OCT Asia will sell a series of assets in the Suhewan project which includes serviced apartments for senior citizens, Bulgari Residences apartments, and artist studios, the Hong Kong-based property developer announced recently. The move would allow the group to revitalize its assets, repay loans, and generate returns, it added.
Bulgari Hotel Shanghai, the sixth Bulgari-branded hotel in the world, has more than 80 rooms and suites, each with an area of over 60 square meters, according to public information.
The hotel named after the upscale Italian brand of jewelry, watches, and accessories attracted a lot of attention due to its ultra-high prices when it opened in 2018. Booking platforms show that most rooms cost between CNY6,000 and CNY8,000 (USD828 to USD1,104) a night, which is three to four times the average for a five-star equivalent. The most expensive suite at the establishment with Italian designer furnishings and a 25-meter swimming pool close to the historic Bund costs more than CNY200,000 (USD27,354) per night.
The listed company is selling the project because it needs to raise funds, per Zhao Huanyan, chief knowledge officer at Huamei Consulting.

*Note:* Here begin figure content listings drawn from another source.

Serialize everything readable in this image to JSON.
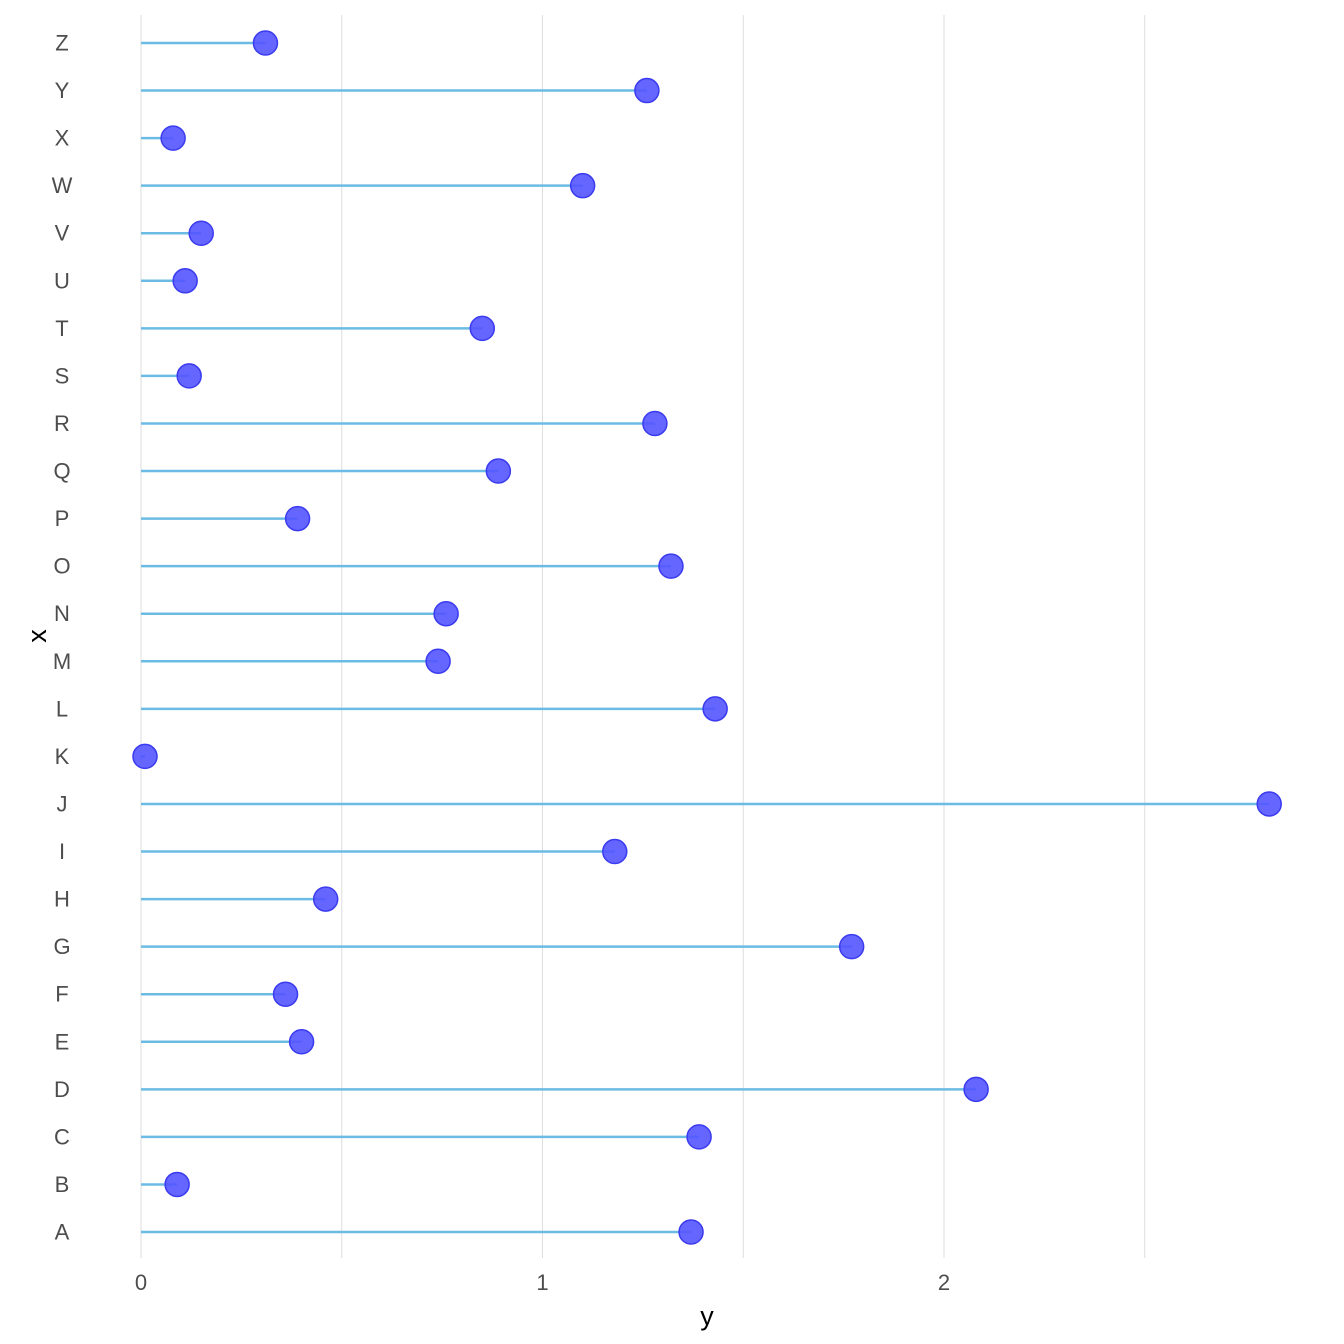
{
  "chart_data": {
    "type": "lollipop",
    "title": "",
    "xlabel": "y",
    "ylabel": "x",
    "xlim": [
      0,
      2.84
    ],
    "x_ticks": [
      0,
      1,
      2
    ],
    "x_tick_labels": [
      "0",
      "1",
      "2"
    ],
    "x_minor_ticks": [
      0.5,
      1.5,
      2.5
    ],
    "grid": true,
    "colors": {
      "stem": "#6cbbe5",
      "point_fill": "#5454ff",
      "point_stroke": "#3b3bf0",
      "grid": "#dedede"
    },
    "categories": [
      "A",
      "B",
      "C",
      "D",
      "E",
      "F",
      "G",
      "H",
      "I",
      "J",
      "K",
      "L",
      "M",
      "N",
      "O",
      "P",
      "Q",
      "R",
      "S",
      "T",
      "U",
      "V",
      "W",
      "X",
      "Y",
      "Z"
    ],
    "values": [
      1.37,
      0.09,
      1.39,
      2.08,
      0.4,
      0.36,
      1.77,
      0.46,
      1.18,
      2.81,
      0.01,
      1.43,
      0.74,
      0.76,
      1.32,
      0.39,
      0.89,
      1.28,
      0.12,
      0.85,
      0.11,
      0.15,
      1.1,
      0.08,
      1.26,
      0.31
    ]
  }
}
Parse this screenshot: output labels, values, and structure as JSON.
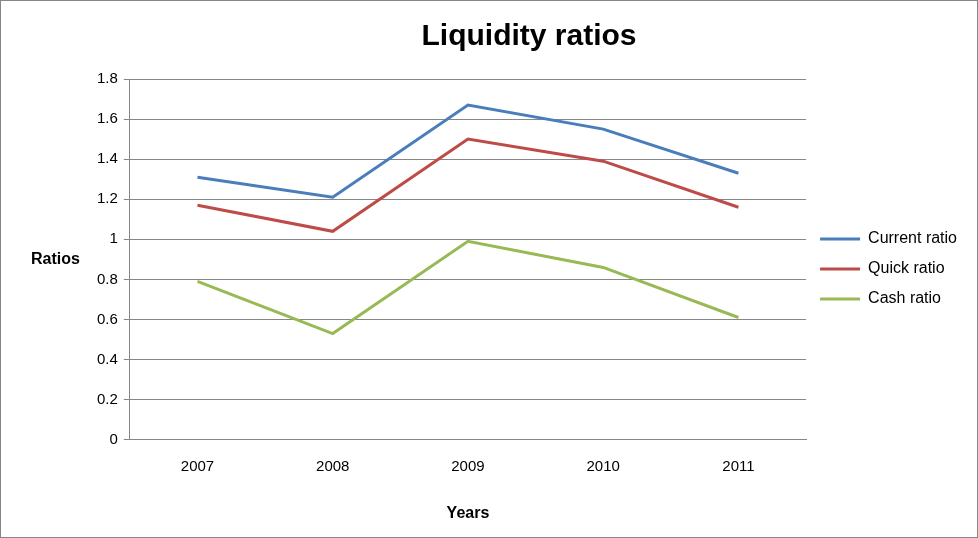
{
  "chart_data": {
    "type": "line",
    "title": "Liquidity ratios",
    "x_label": "Years",
    "y_label": "Ratios",
    "categories": [
      "2007",
      "2008",
      "2009",
      "2010",
      "2011"
    ],
    "series": [
      {
        "name": "Current ratio",
        "color": "#4a7ebb",
        "values": [
          1.31,
          1.21,
          1.67,
          1.55,
          1.33
        ]
      },
      {
        "name": "Quick ratio",
        "color": "#be4b48",
        "values": [
          1.17,
          1.04,
          1.5,
          1.39,
          1.16
        ]
      },
      {
        "name": "Cash ratio",
        "color": "#98b954",
        "values": [
          0.79,
          0.53,
          0.99,
          0.86,
          0.61
        ]
      }
    ],
    "ylim": [
      0,
      1.8
    ],
    "yticks": [
      0,
      0.2,
      0.4,
      0.6,
      0.8,
      1,
      1.2,
      1.4,
      1.6,
      1.8
    ],
    "grid": true,
    "legend": "right"
  }
}
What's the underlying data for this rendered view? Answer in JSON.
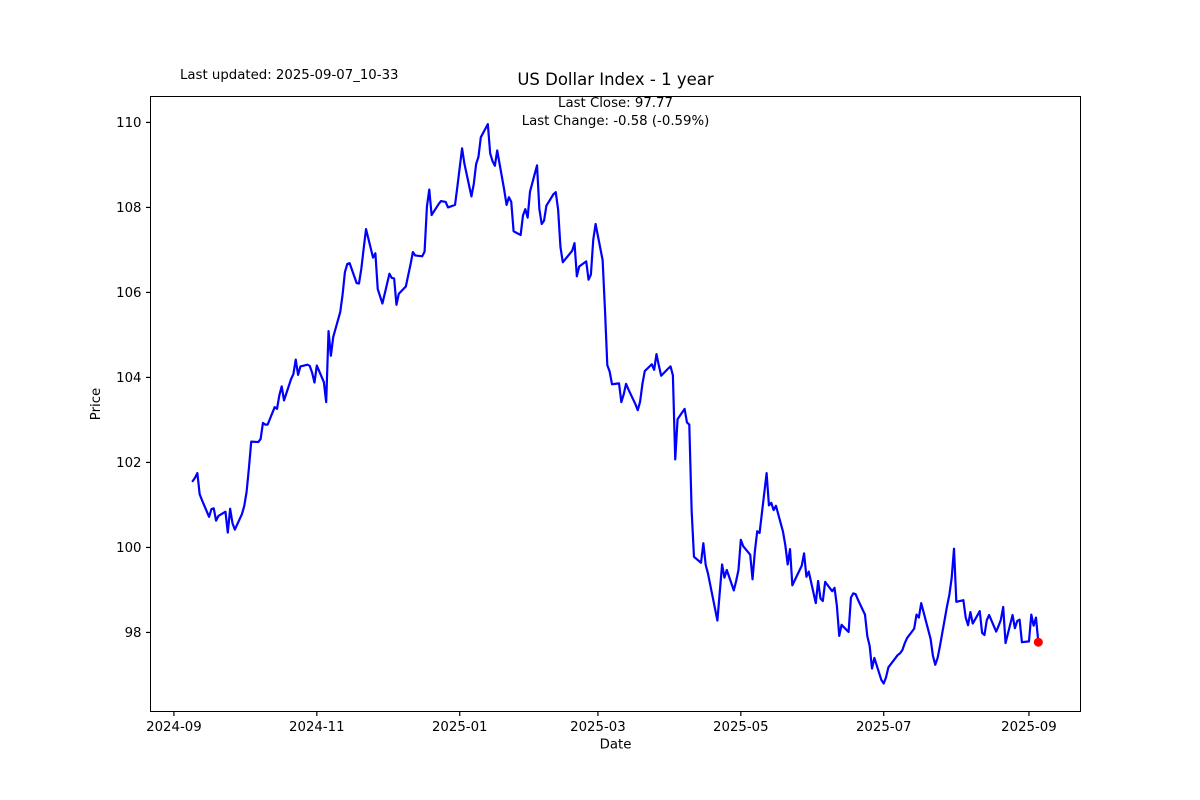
{
  "figure": {
    "last_updated": "Last updated: 2025-09-07_10-33",
    "title": "US Dollar Index - 1 year",
    "annotation_line1": "Last Close: 97.77",
    "annotation_line2": "Last Change: -0.58 (-0.59%)"
  },
  "chart_data": {
    "type": "line",
    "title": "US Dollar Index - 1 year",
    "xlabel": "Date",
    "ylabel": "Price",
    "legend": "none",
    "grid": false,
    "line_color": "#0000ff",
    "last_point_color": "#ff0000",
    "axes_color": "#000000",
    "background_color": "#ffffff",
    "last_close": 97.77,
    "last_change": -0.58,
    "last_change_pct": -0.59,
    "y_ticks": [
      98,
      100,
      102,
      104,
      106,
      108,
      110
    ],
    "x_tick_labels": [
      "2024-09",
      "2024-11",
      "2025-01",
      "2025-03",
      "2025-05",
      "2025-07",
      "2025-09"
    ],
    "ylim": [
      96.14,
      110.61
    ],
    "xlim_days_from_2024_09_01": [
      -10,
      387
    ],
    "dates": [
      "2024-09-09",
      "2024-09-10",
      "2024-09-11",
      "2024-09-12",
      "2024-09-13",
      "2024-09-16",
      "2024-09-17",
      "2024-09-18",
      "2024-09-19",
      "2024-09-20",
      "2024-09-23",
      "2024-09-24",
      "2024-09-25",
      "2024-09-26",
      "2024-09-27",
      "2024-09-30",
      "2024-10-01",
      "2024-10-02",
      "2024-10-03",
      "2024-10-04",
      "2024-10-07",
      "2024-10-08",
      "2024-10-09",
      "2024-10-10",
      "2024-10-11",
      "2024-10-14",
      "2024-10-15",
      "2024-10-16",
      "2024-10-17",
      "2024-10-18",
      "2024-10-21",
      "2024-10-22",
      "2024-10-23",
      "2024-10-24",
      "2024-10-25",
      "2024-10-28",
      "2024-10-29",
      "2024-10-30",
      "2024-10-31",
      "2024-11-01",
      "2024-11-04",
      "2024-11-05",
      "2024-11-06",
      "2024-11-07",
      "2024-11-08",
      "2024-11-11",
      "2024-11-12",
      "2024-11-13",
      "2024-11-14",
      "2024-11-15",
      "2024-11-18",
      "2024-11-19",
      "2024-11-20",
      "2024-11-21",
      "2024-11-22",
      "2024-11-25",
      "2024-11-26",
      "2024-11-27",
      "2024-11-29",
      "2024-12-02",
      "2024-12-03",
      "2024-12-04",
      "2024-12-05",
      "2024-12-06",
      "2024-12-09",
      "2024-12-10",
      "2024-12-11",
      "2024-12-12",
      "2024-12-13",
      "2024-12-16",
      "2024-12-17",
      "2024-12-18",
      "2024-12-19",
      "2024-12-20",
      "2024-12-23",
      "2024-12-24",
      "2024-12-26",
      "2024-12-27",
      "2024-12-30",
      "2024-12-31",
      "2025-01-02",
      "2025-01-03",
      "2025-01-06",
      "2025-01-07",
      "2025-01-08",
      "2025-01-09",
      "2025-01-10",
      "2025-01-13",
      "2025-01-14",
      "2025-01-15",
      "2025-01-16",
      "2025-01-17",
      "2025-01-20",
      "2025-01-21",
      "2025-01-22",
      "2025-01-23",
      "2025-01-24",
      "2025-01-27",
      "2025-01-28",
      "2025-01-29",
      "2025-01-30",
      "2025-01-31",
      "2025-02-03",
      "2025-02-04",
      "2025-02-05",
      "2025-02-06",
      "2025-02-07",
      "2025-02-10",
      "2025-02-11",
      "2025-02-12",
      "2025-02-13",
      "2025-02-14",
      "2025-02-18",
      "2025-02-19",
      "2025-02-20",
      "2025-02-21",
      "2025-02-24",
      "2025-02-25",
      "2025-02-26",
      "2025-02-27",
      "2025-02-28",
      "2025-03-03",
      "2025-03-04",
      "2025-03-05",
      "2025-03-06",
      "2025-03-07",
      "2025-03-10",
      "2025-03-11",
      "2025-03-12",
      "2025-03-13",
      "2025-03-14",
      "2025-03-17",
      "2025-03-18",
      "2025-03-19",
      "2025-03-20",
      "2025-03-21",
      "2025-03-24",
      "2025-03-25",
      "2025-03-26",
      "2025-03-27",
      "2025-03-28",
      "2025-03-31",
      "2025-04-01",
      "2025-04-02",
      "2025-04-03",
      "2025-04-04",
      "2025-04-07",
      "2025-04-08",
      "2025-04-09",
      "2025-04-10",
      "2025-04-11",
      "2025-04-14",
      "2025-04-15",
      "2025-04-16",
      "2025-04-17",
      "2025-04-21",
      "2025-04-22",
      "2025-04-23",
      "2025-04-24",
      "2025-04-25",
      "2025-04-28",
      "2025-04-29",
      "2025-04-30",
      "2025-05-01",
      "2025-05-02",
      "2025-05-05",
      "2025-05-06",
      "2025-05-07",
      "2025-05-08",
      "2025-05-09",
      "2025-05-12",
      "2025-05-13",
      "2025-05-14",
      "2025-05-15",
      "2025-05-16",
      "2025-05-19",
      "2025-05-20",
      "2025-05-21",
      "2025-05-22",
      "2025-05-23",
      "2025-05-27",
      "2025-05-28",
      "2025-05-29",
      "2025-05-30",
      "2025-06-02",
      "2025-06-03",
      "2025-06-04",
      "2025-06-05",
      "2025-06-06",
      "2025-06-09",
      "2025-06-10",
      "2025-06-11",
      "2025-06-12",
      "2025-06-13",
      "2025-06-16",
      "2025-06-17",
      "2025-06-18",
      "2025-06-19",
      "2025-06-20",
      "2025-06-23",
      "2025-06-24",
      "2025-06-25",
      "2025-06-26",
      "2025-06-27",
      "2025-06-30",
      "2025-07-01",
      "2025-07-02",
      "2025-07-03",
      "2025-07-07",
      "2025-07-08",
      "2025-07-09",
      "2025-07-10",
      "2025-07-11",
      "2025-07-14",
      "2025-07-15",
      "2025-07-16",
      "2025-07-17",
      "2025-07-18",
      "2025-07-21",
      "2025-07-22",
      "2025-07-23",
      "2025-07-24",
      "2025-07-25",
      "2025-07-28",
      "2025-07-29",
      "2025-07-30",
      "2025-07-31",
      "2025-08-01",
      "2025-08-04",
      "2025-08-05",
      "2025-08-06",
      "2025-08-07",
      "2025-08-08",
      "2025-08-11",
      "2025-08-12",
      "2025-08-13",
      "2025-08-14",
      "2025-08-15",
      "2025-08-18",
      "2025-08-19",
      "2025-08-20",
      "2025-08-21",
      "2025-08-22",
      "2025-08-25",
      "2025-08-26",
      "2025-08-27",
      "2025-08-28",
      "2025-08-29",
      "2025-09-01",
      "2025-09-02",
      "2025-09-03",
      "2025-09-04",
      "2025-09-05"
    ],
    "values": [
      101.56,
      101.64,
      101.75,
      101.25,
      101.11,
      100.72,
      100.9,
      100.92,
      100.63,
      100.74,
      100.84,
      100.35,
      100.91,
      100.57,
      100.42,
      100.78,
      100.97,
      101.3,
      101.86,
      102.49,
      102.48,
      102.55,
      102.93,
      102.89,
      102.89,
      103.3,
      103.26,
      103.58,
      103.79,
      103.46,
      103.96,
      104.08,
      104.42,
      104.06,
      104.26,
      104.3,
      104.27,
      104.11,
      103.88,
      104.28,
      103.89,
      103.42,
      105.09,
      104.51,
      104.95,
      105.54,
      105.95,
      106.48,
      106.67,
      106.69,
      106.22,
      106.21,
      106.56,
      107.03,
      107.49,
      106.82,
      106.92,
      106.08,
      105.74,
      106.44,
      106.34,
      106.33,
      105.71,
      105.97,
      106.14,
      106.4,
      106.66,
      106.95,
      106.87,
      106.85,
      106.96,
      108.02,
      108.42,
      107.82,
      108.08,
      108.15,
      108.13,
      108.0,
      108.06,
      108.49,
      109.39,
      109.03,
      108.26,
      108.55,
      109.02,
      109.19,
      109.65,
      109.96,
      109.27,
      109.09,
      108.98,
      109.34,
      108.41,
      108.06,
      108.24,
      108.13,
      107.44,
      107.35,
      107.81,
      107.96,
      107.76,
      108.37,
      108.99,
      107.96,
      107.61,
      107.69,
      108.04,
      108.31,
      108.36,
      107.95,
      107.07,
      106.71,
      106.98,
      107.16,
      106.38,
      106.61,
      106.73,
      106.3,
      106.42,
      107.24,
      107.61,
      106.76,
      105.6,
      104.29,
      104.14,
      103.84,
      103.86,
      103.42,
      103.6,
      103.85,
      103.72,
      103.37,
      103.23,
      103.43,
      103.85,
      104.15,
      104.31,
      104.18,
      104.55,
      104.28,
      104.04,
      104.21,
      104.26,
      104.05,
      102.07,
      103.02,
      103.26,
      102.94,
      102.89,
      100.87,
      99.78,
      99.64,
      100.1,
      99.59,
      99.38,
      98.28,
      98.94,
      99.6,
      99.29,
      99.47,
      98.99,
      99.21,
      99.47,
      100.18,
      100.03,
      99.83,
      99.25,
      99.91,
      100.38,
      100.34,
      101.75,
      100.99,
      101.05,
      100.88,
      100.98,
      100.37,
      100.05,
      99.6,
      99.96,
      99.11,
      99.57,
      99.86,
      99.31,
      99.43,
      98.69,
      99.21,
      98.8,
      98.74,
      99.19,
      98.97,
      99.05,
      98.63,
      97.92,
      98.18,
      98.01,
      98.82,
      98.92,
      98.9,
      98.77,
      98.42,
      97.91,
      97.68,
      97.15,
      97.4,
      96.88,
      96.8,
      96.95,
      97.18,
      97.47,
      97.51,
      97.59,
      97.75,
      97.87,
      98.09,
      98.42,
      98.35,
      98.69,
      98.48,
      97.85,
      97.45,
      97.24,
      97.4,
      97.68,
      98.61,
      98.88,
      99.28,
      99.97,
      98.72,
      98.76,
      98.35,
      98.17,
      98.48,
      98.21,
      98.5,
      97.99,
      97.94,
      98.29,
      98.41,
      98.02,
      98.15,
      98.3,
      98.6,
      97.75,
      98.41,
      98.1,
      98.27,
      98.3,
      97.77,
      97.79,
      98.42,
      98.16,
      98.35,
      97.77
    ]
  }
}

Whether Bulgari Hotel Shanghai will change its name in the future depends on negotiations between the buyer and management, Zhao added. OCT Asia said that the brand status depends on whether the buyer and the brand owner can reach an agreement.
In the first six months of this year, OCT Asia recorded a net loss of CNY212 million (USD29 million), mainly due to a downturn in the real estate market and losses generated by affiliates, according to the company’s latest financial results. The deficit almost doubled as a year ago, net loss was still CNY113 million. In the first half of this year, revenue slumped by 78 percent to CNY194 million from a year ago, mainly caused by a decline in property development income.